Трижды в первой половине дня слуга тихо приоткрывал дверь в спальню. Маэстро спал; недвижным, как изваяние из серого камня, было замкнутое лицо. В полдень, войдя в комнату в четвертый раз, слуга попытался разбудить его. Он громко кашлянул, шумно передвинул кресло. Но в бездонную глубину этого сна не проникал звук, сознания спящего не достигло ни одно слово. После полудня слуге на помощь пришел Кристоф Шмидт. Гендель все еще оставался неподвижен. Фамулус наклонился над спящим; словно мертвый герой на поле брани после победы, лежал он, пораженный усталостью после несказанно великого свершения.

Но ни Кристоф Шмидт, ни слуга ничего не знали ни о свершениях, ни о победе, их обуял ужас при виде этой зловещей неподвижности; они испугались, не поразил ли маэстро второй удар. И когда вечером, несмотря на все попытки растолкать его, Гендель не проснулся, — уже семнадцать часов лежал он недвижим, — Кристоф Шмидт побежал к врачу. Он не сразу нашел доктора Дженкинса. Тот, воспользовавшись мягким вечером, вышел на Темзу поудить; найденный там, он стал ворчать, недовольный досадной помехой отдыху. Но услышав, что дело касается Генделя, быстро собрал свои рыболовные снасти, взял — на это ушло немало времени — хирургический инструмент, чтобы было чем, если понадобится, отворить кровь, и, наконец, пони с обоими седоками зарысил в направлении к Брук-стрит. Но навстречу им, размахивая руками, выбежал слуга.

— Он встал, — кричал он им, — и ест, как шестеро портовых грузчиков. Половину йоркширского окорока умял, четыре пинты пива выпил и просит еще.

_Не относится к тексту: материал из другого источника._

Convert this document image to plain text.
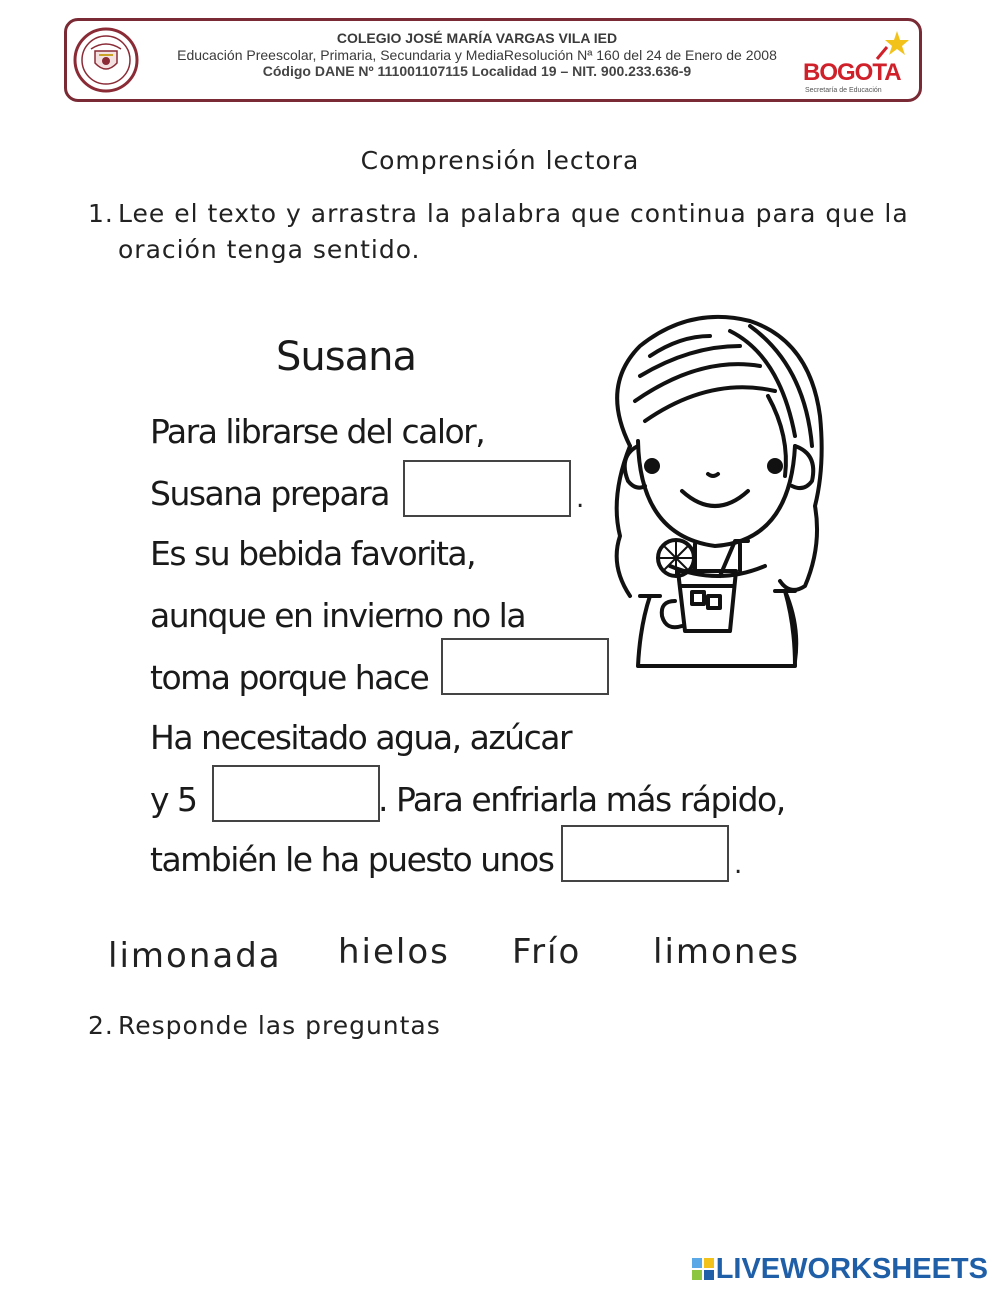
COLEGIO JOSÉ MARÍA VARGAS VILA IED
Educación Preescolar, Primaria, Secundaria y MediaResolución Nª 160 del 24 de Enero de 2008
Código DANE Nº 111001107115 Localidad 19 – NIT. 900.233.636-9	BOGOTA
Secretaría de Educación
Comprensión lectora
1. Lee el texto y arrastra la palabra que continua para que la oración tenga sentido.
Susana
Para librarse del calor,
Susana prepara	.
Es su bebida favorita,
aunque en invierno no la
toma porque hace
Ha necesitado agua, azúcar
y 5	. Para enfriarla más rápido,
también le ha puesto unos	.
limonada hielos Frío limones
2. Responde las preguntas
LIVEWORKSHEETS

И действительно, Гендель, словно Бобовый Король, сидел за столом, уставленным снедью, и, подобно тому, как за три бессонные недели проспал кряду без малого сутки, он теперь пил и ел на радость своему гигантскому телу, как бы желая принять в себя все, что израсходовал за эти недели, творя свое произведение.

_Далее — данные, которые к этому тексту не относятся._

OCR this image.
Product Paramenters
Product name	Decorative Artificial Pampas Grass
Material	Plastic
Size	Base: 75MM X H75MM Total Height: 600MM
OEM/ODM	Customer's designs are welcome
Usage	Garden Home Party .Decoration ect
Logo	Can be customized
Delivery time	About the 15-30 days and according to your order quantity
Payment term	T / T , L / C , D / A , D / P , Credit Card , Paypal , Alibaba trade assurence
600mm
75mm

Увидев доктора, он засмеялся и постепенно этот смех перерос в чудовищно громкий, гремящий, гиперболический хохот; Шмидт вспомнил, что за все эти недели он не видел даже улыбки на губах Генделя, только напряженность и гнев. Теперь же присущая натуре композитора веселость вернулась к нему, веселость гудела, словно прилив, ударяющийся о скалу, она пенилась и билась клокочущими звуками, — никогда в своей жизни Гендель не смеялся так, как сейчас, увидев врача, спешащего к нему на помощь в час, когда он чувствовал себя здоровым как никогда и радость бытия переполняла его.